Train of Thought

Clicking URLs in Real Life

If an idea comes to your head or if there is a fact that you want to verify, your first impulse is to boot up a comp, get to and start hunting for info. Thirty minutes later, you are still on the net, despite the original purpose long achieved. Or maybe, you were just reading this blog, you hit some link and traverse to somebody else's blog. Where are you thirty minutes later? In a few URL clicks you are completely elsewhere. I wonder if the Six Degrees of Separation should be reduced to Four? Last week I experienced something quite different, but nevertheless exciting in its own way. I called it- 'Clicking on URLs in real life'. You might call it Continuous Serendipity but it felt like I was surfing in real-life.

I was at the Cleveland Heights Public library trying to get some CDs issued and I saw Joseph Conrad's The Heart Of Darkness in the MP3 audio books section, lying on the side-desk. I wish they had better stuff than the usual Clancy and other soppy romance novelists. It was too good to ignore, so I picked it up (clicked the URL) and looked at the back cover and the details(browsed). Hmm.. about 4 hours long. Not bad for my drive to Ann Arbor this weekend. I always wanted to read this book. Had glimpsed part of the movie version on TNT, years ago.
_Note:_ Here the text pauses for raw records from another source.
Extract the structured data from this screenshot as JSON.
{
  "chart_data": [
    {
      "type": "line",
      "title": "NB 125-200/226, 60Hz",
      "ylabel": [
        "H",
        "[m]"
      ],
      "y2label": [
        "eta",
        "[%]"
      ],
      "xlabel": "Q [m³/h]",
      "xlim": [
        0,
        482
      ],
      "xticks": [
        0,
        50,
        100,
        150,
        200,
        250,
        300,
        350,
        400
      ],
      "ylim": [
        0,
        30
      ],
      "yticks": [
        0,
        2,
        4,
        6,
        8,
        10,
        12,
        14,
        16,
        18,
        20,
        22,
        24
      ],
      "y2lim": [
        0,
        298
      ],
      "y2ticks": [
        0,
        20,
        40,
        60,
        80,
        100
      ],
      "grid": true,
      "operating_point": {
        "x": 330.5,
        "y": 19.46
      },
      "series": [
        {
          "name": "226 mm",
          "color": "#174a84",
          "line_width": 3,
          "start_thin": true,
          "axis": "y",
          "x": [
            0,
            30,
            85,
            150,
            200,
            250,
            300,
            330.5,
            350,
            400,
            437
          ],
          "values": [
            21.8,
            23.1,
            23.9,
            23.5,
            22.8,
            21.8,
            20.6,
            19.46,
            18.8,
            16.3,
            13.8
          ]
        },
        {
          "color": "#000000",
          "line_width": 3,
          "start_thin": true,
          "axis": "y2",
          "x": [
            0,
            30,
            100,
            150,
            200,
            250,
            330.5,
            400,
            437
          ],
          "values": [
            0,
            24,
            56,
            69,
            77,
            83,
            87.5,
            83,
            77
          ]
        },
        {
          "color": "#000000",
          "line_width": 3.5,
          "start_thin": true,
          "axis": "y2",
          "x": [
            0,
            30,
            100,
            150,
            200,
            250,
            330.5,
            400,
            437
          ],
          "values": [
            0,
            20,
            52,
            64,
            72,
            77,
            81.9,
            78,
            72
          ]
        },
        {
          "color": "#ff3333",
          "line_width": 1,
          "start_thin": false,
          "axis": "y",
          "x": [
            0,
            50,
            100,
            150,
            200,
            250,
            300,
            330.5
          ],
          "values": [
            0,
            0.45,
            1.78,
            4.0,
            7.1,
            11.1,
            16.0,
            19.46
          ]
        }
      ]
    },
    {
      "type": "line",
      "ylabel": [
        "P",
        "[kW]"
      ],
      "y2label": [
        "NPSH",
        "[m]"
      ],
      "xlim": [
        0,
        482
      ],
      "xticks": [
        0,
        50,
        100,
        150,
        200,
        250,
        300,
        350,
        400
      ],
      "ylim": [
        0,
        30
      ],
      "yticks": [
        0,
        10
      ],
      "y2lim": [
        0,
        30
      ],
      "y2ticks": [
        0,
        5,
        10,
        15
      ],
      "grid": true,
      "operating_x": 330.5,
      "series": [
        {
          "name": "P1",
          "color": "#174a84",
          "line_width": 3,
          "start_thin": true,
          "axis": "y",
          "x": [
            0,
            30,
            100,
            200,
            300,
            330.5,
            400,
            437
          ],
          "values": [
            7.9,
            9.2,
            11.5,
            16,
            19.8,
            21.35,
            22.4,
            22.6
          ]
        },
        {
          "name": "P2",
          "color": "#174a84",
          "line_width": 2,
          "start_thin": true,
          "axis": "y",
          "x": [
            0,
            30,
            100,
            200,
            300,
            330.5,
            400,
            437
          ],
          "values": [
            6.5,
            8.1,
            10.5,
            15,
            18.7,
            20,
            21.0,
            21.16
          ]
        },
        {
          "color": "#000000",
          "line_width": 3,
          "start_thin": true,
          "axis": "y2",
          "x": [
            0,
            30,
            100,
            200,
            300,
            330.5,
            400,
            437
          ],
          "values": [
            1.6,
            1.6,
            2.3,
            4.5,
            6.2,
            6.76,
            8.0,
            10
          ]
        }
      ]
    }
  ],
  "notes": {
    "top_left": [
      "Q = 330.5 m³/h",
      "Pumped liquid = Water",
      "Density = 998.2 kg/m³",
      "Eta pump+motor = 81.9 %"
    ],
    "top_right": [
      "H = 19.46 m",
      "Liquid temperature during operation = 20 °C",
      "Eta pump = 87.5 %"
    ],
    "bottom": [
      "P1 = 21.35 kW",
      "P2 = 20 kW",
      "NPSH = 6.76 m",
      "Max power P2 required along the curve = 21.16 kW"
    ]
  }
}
Listening to John Grisham is perhaps not as demanding as Conrad, if you are trying to stay alive on the road at the same time too. Conrad requires your complete attention. I missed a few sentences at times, when the guy in front decided to change lanes abruptly or the mass of construction slowed traffic to a crawl and I had to watch the front bumper. A few days later, I was back the library looking for the Book of the Month on the lit blog, - Eco's The Name of the Rose. I proceeded to the Fiction section. I read,
'Section A - K'
'Adams ... B-Berg ... E- Elliot, no ... back ... Camus Conrad ...CONRAD!!'. A few flips and I found The Heart of Darkness and other stories. Good! Now I could read the last few pages of the book. I was at the part when Marlowe finally meets Kurtz. Of course, I did pick up the Eco which was still on the shelf. From the audio book I had jumped to the text version.

It's a short book, a few hundred pages and I was back at the library to return it. I move over to the DVD section, sifting through the trash on the shelves. I look around and I see the title - Apocalypse Now. Hmm.. interesting find and that too the day I return the Conrad. Coppola's movie is a masterpiece. The story does not deviate much from the original Conrad version if you are willing to subsitute colonization for the colonization of our times- Wars of liberation and specifically, US-lead wars of liberation. While seeing this 1979 movie, I thought this could well be about Iraq. Echoing Pete Seeger, When will they ever learn?. It's not hard to imagine a Lt. Col Bill Kilgore(Duvall) and the sound of the 'Ride of the Valkyries' in Abu Ghraib or the boat scene where the 17-year old American gunner shoots down an entire Vietnamese farmer's boat and its occupants, when all it concealed was a poor puppy. A more compelling argument than Fahrenheit 9/11.

I was back to return the DVD and just for a lark I moved to Opera section to see if I could actually find the 'Ride of the Valkyries'. For all the Mozart in their collection, I have not found Don Giovanni each time I have looked. It always seems to be out or unavailable. I flipped a few CDs and I found 'Die Walküre' by Richard Wagner staring at me. This really felt like surfing. Instaneous gratification. In one week I was able to follow all the threads that I would have wished to follow from the original book. Wow!

PS: It was not easy to find the exact section in the Opera where 'The Ride of the Valkyries' occurs. Found it after 5 searches too many. BTW it is at the start of Scene III. Time that the wikipedia entry is updated. I think that this piece is only famous for movie buffs and not for opera afficionados.